Bien sûr, la provocation est constante tout au long du récit. C’est un roman constipé, qui à chaque moment frôle l’explosion, l’éruption. Comme lorsque Evguénie raconte son aventure homosexuelle « Quant à mon aventure homosexuelle passive (…) j’expulsai tel un lance-roquettes le membre inquisiteur d’un pet magistral et définitif. » … Tout un programme qui infuse paisiblement au fil du récit.

« Je me procurai donc un mètre de tuyau de caoutchouc, pratiquai une incision dans la toile de mon masque à gaz et y introduisis l’une des extrémités du tube que je fixai ensuite avec du chatterton. Et après avoir enduit l’autre extrémité de vaseline, je me l’insinuai dans le fondement. »

Le roman est sombre, malgré les apparences festives et joyeuses que le bruit d’un pet ou d’un quelconque refoulement gastrique peut provoquer comme hilarité. La fin tragique et magistrale, clos nettement et d’une manière précise le récit. C’est un roman progressif, digestif, qui monte en puissance pour exploser à la fin.

On peut effectuer différentes lectures du roman. On peut tout simplement le prendre au premier degré, apprécier le style fin à la Gainsbourg qui permet d’être monstrueusement proche de la réalité tout en restant délicat. C’est une chanson d’une centaine de pages qui s’offre au lecteur, les pets rythmant les mots. On peut tout aussi bien y voir une critique de l’art, ou plutôt de ce qu’est devenu l’art avec tous les excès et les aberrations que l’on peut rencontrer. Le style provocateur de Serge Gainsbourg en fait un roman truculent, on reconnaît tout de suite sa « patte », en cela il s’agit de littérature.

 Contexte : En 1980, Serge Gainsbourg est une star de la chanson française. Il vient de faire Aux armes et caetera, il est dans sa période provoc’.  Il est déjà auteur, compositeur, chanteur, photographe et metteur en scène, ne lui manquait plus qu’à écrire un livre.

Le roman est assez mal reçu. Jugé trop vulgaire, outrancier, Evguénie Sokolov ne plaît pas à grand nombre de personnes. D’autres y voient une critique de l’art assez fine et une description réaliste du « fin fond » de l’Homme dans sa laideur. Un roman qui divise est en principe un roman qui vaut le coup d’œil.

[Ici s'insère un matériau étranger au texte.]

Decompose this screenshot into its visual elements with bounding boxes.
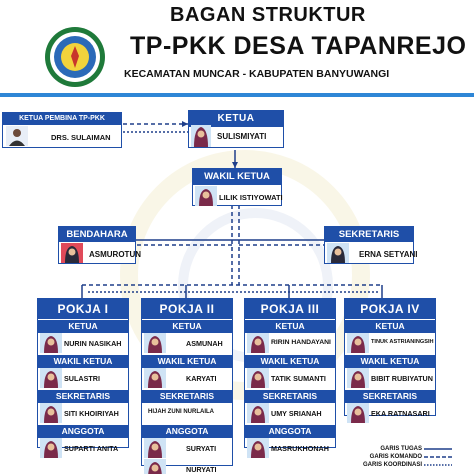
portrait-icon — [144, 368, 166, 388]
role-label: KETUA — [38, 320, 128, 333]
bendahara-box: BENDAHARA ASMUROTUN — [58, 226, 141, 264]
pokja-1-panel: POKJA I KETUA NURIN NASIKAH WAKIL KETUA … — [37, 298, 129, 458]
page-title-line2: TP-PKK DESA TAPANREJO — [130, 32, 467, 60]
portrait-icon — [327, 243, 349, 263]
ketua-title: KETUA — [189, 111, 283, 127]
member-name: MASRUKHONAH — [271, 444, 329, 453]
portrait-icon — [144, 333, 166, 353]
bendahara-name: ASMUROTUN — [89, 250, 141, 259]
member-name: ASMUNAH — [186, 339, 223, 348]
member-row: TINUK ASTRIANINGSIH — [345, 333, 435, 354]
member-name: SUPARTI ANITA — [64, 444, 119, 453]
portrait-icon — [40, 438, 62, 458]
portrait-icon — [247, 368, 269, 388]
pokja-3-panel: POKJA III KETUA RIRIN HANDAYANI WAKIL KE… — [244, 298, 336, 458]
member-row: SUPARTI ANITA — [38, 438, 128, 459]
pokja-title: POKJA I — [38, 299, 128, 319]
member-row: ASMUNAH — [142, 333, 232, 354]
role-label: KETUA — [245, 320, 335, 333]
legend-garis-komando: GARIS KOMANDO — [369, 454, 422, 460]
member-name: SITI KHOIRIYAH — [64, 409, 119, 418]
page-subtitle: KECAMATAN MUNCAR - KABUPATEN BANYUWANGI — [124, 68, 390, 80]
member-row: SITI KHOIRIYAH — [38, 403, 128, 424]
portrait-icon — [195, 186, 217, 206]
member-row: RIRIN HANDAYANI — [245, 333, 335, 354]
role-label: ANGGOTA — [38, 425, 128, 438]
role-label: KETUA — [345, 320, 435, 333]
sekretaris-title: SEKRETARIS — [325, 227, 413, 242]
member-row: TATIK SUMANTI — [245, 368, 335, 389]
sekretaris-box: SEKRETARIS ERNA SETYANI — [324, 226, 418, 264]
member-name: RIRIN HANDAYANI — [271, 339, 331, 346]
portrait-icon — [247, 403, 269, 423]
ketua-name: SULISMIYATI — [217, 132, 267, 141]
member-row: SULASTRI — [38, 368, 128, 389]
portrait-icon — [247, 333, 269, 353]
pokja-title: POKJA IV — [345, 299, 435, 319]
portrait-icon — [144, 438, 166, 458]
member-row: MASRUKHONAH — [245, 438, 335, 459]
pokja-title: POKJA III — [245, 299, 335, 319]
member-name: TINUK ASTRIANINGSIH — [371, 339, 434, 345]
role-label: ANGGOTA — [142, 425, 232, 438]
member-name: TATIK SUMANTI — [271, 374, 326, 383]
member-name: SURYATI — [186, 444, 217, 453]
portrait-icon — [40, 403, 62, 423]
pembina-name: DRS. SULAIMAN — [51, 133, 111, 142]
pembina-title: KETUA PEMBINA TP-PKK — [3, 113, 121, 125]
member-name: UMY SRIANAH — [271, 409, 322, 418]
portrait-icon — [40, 368, 62, 388]
wakil-ketua-title: WAKIL KETUA — [193, 169, 281, 185]
member-row: KARYATI — [142, 368, 232, 389]
pembina-box: KETUA PEMBINA TP-PKK DRS. SULAIMAN — [2, 112, 122, 148]
member-name: HIJAH ZUNI NURLAILA — [148, 409, 214, 415]
member-name: KARYATI — [186, 374, 217, 383]
member-row: HIJAH ZUNI NURLAILA — [142, 403, 232, 424]
header-divider — [0, 93, 474, 97]
member-name: NURYATI — [186, 465, 217, 474]
portrait-icon — [247, 438, 269, 458]
ketua-box: KETUA SULISMIYATI — [188, 110, 284, 148]
role-label: SEKRETARIS — [38, 390, 128, 403]
portrait-icon — [40, 333, 62, 353]
portrait-icon — [61, 243, 83, 263]
member-row: BIBIT RUBIYATUN — [345, 368, 435, 389]
member-name: BIBIT RUBIYATUN — [371, 374, 433, 383]
member-name: SULASTRI — [64, 374, 100, 383]
wakil-ketua-name: LILIK ISTIYOWATI — [219, 193, 283, 202]
pokja-4-panel: POKJA IV KETUA TINUK ASTRIANINGSIH WAKIL… — [344, 298, 436, 423]
legend-garis-tugas: GARIS TUGAS — [380, 446, 422, 452]
portrait-icon — [6, 126, 28, 146]
legend-garis-koordinasi: GARIS KOORDINASI — [362, 462, 422, 468]
district-seal-logo — [45, 27, 105, 87]
role-label: WAKIL KETUA — [345, 355, 435, 368]
role-label: WAKIL KETUA — [38, 355, 128, 368]
member-row: NURYATI — [142, 459, 232, 474]
portrait-icon — [347, 333, 369, 353]
role-label: ANGGOTA — [245, 425, 335, 438]
role-label: SEKRETARIS — [345, 390, 435, 403]
role-label: WAKIL KETUA — [245, 355, 335, 368]
member-name: EKA RATNASARI — [371, 409, 430, 418]
portrait-icon — [347, 403, 369, 423]
member-row: UMY SRIANAH — [245, 403, 335, 424]
member-name: NURIN NASIKAH — [64, 339, 122, 348]
role-label: WAKIL KETUA — [142, 355, 232, 368]
portrait-icon — [144, 459, 166, 474]
member-row: EKA RATNASARI — [345, 403, 435, 424]
bendahara-title: BENDAHARA — [59, 227, 135, 242]
page-title-line1: BAGAN STRUKTUR — [170, 4, 366, 26]
role-label: KETUA — [142, 320, 232, 333]
pokja-2-panel: POKJA II KETUA ASMUNAH WAKIL KETUA KARYA… — [141, 298, 233, 474]
portrait-icon — [347, 368, 369, 388]
member-row: SURYATI — [142, 438, 232, 459]
member-row: NURIN NASIKAH — [38, 333, 128, 354]
portrait-icon — [191, 125, 211, 147]
wakil-ketua-box: WAKIL KETUA LILIK ISTIYOWATI — [192, 168, 283, 206]
role-label: SEKRETARIS — [245, 390, 335, 403]
role-label: SEKRETARIS — [142, 390, 232, 403]
pokja-title: POKJA II — [142, 299, 232, 319]
sekretaris-name: ERNA SETYANI — [359, 250, 418, 259]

Pages dispensables : Certains passages sont un peu lourds. Le méthane monte à la tête et constipe les méninges. Le style « chirurgical » avec lequel S. Gainsbourg décrit le pet est un peu gros.

Pages indispensables : La fin tragique d’Evguénie Sokolov, qui décide de se suicider à l’aide de ses gaz et tant d’autres …

Il aurait pu rendre jaloux : Les producteurs de pruneaux de la ville d’Agen. C’est une ode à la constipation.

Morale : Pet à son âme.

Ce qu’en diront les autres : « Il y a de l’orage dans l’air / Il y a de l’eau dans le gaz / Entre le jazz et la java » Claude Nougaro.

Avis du conseil : Avis aux âmes sensibles, changez de route, la piste est boueuse, glissante par certains endroits.

Suite logique :Écouter Serge Gainsbourg, entrer dans son univers ou alors lire un traité de médecine sur les gaz intestinaux si vous désirez approfondir le sujet ( Les secrets de l’intestin : filtre de notre corps, Louis Berthelot et Jacqueline Warnet-Belleval).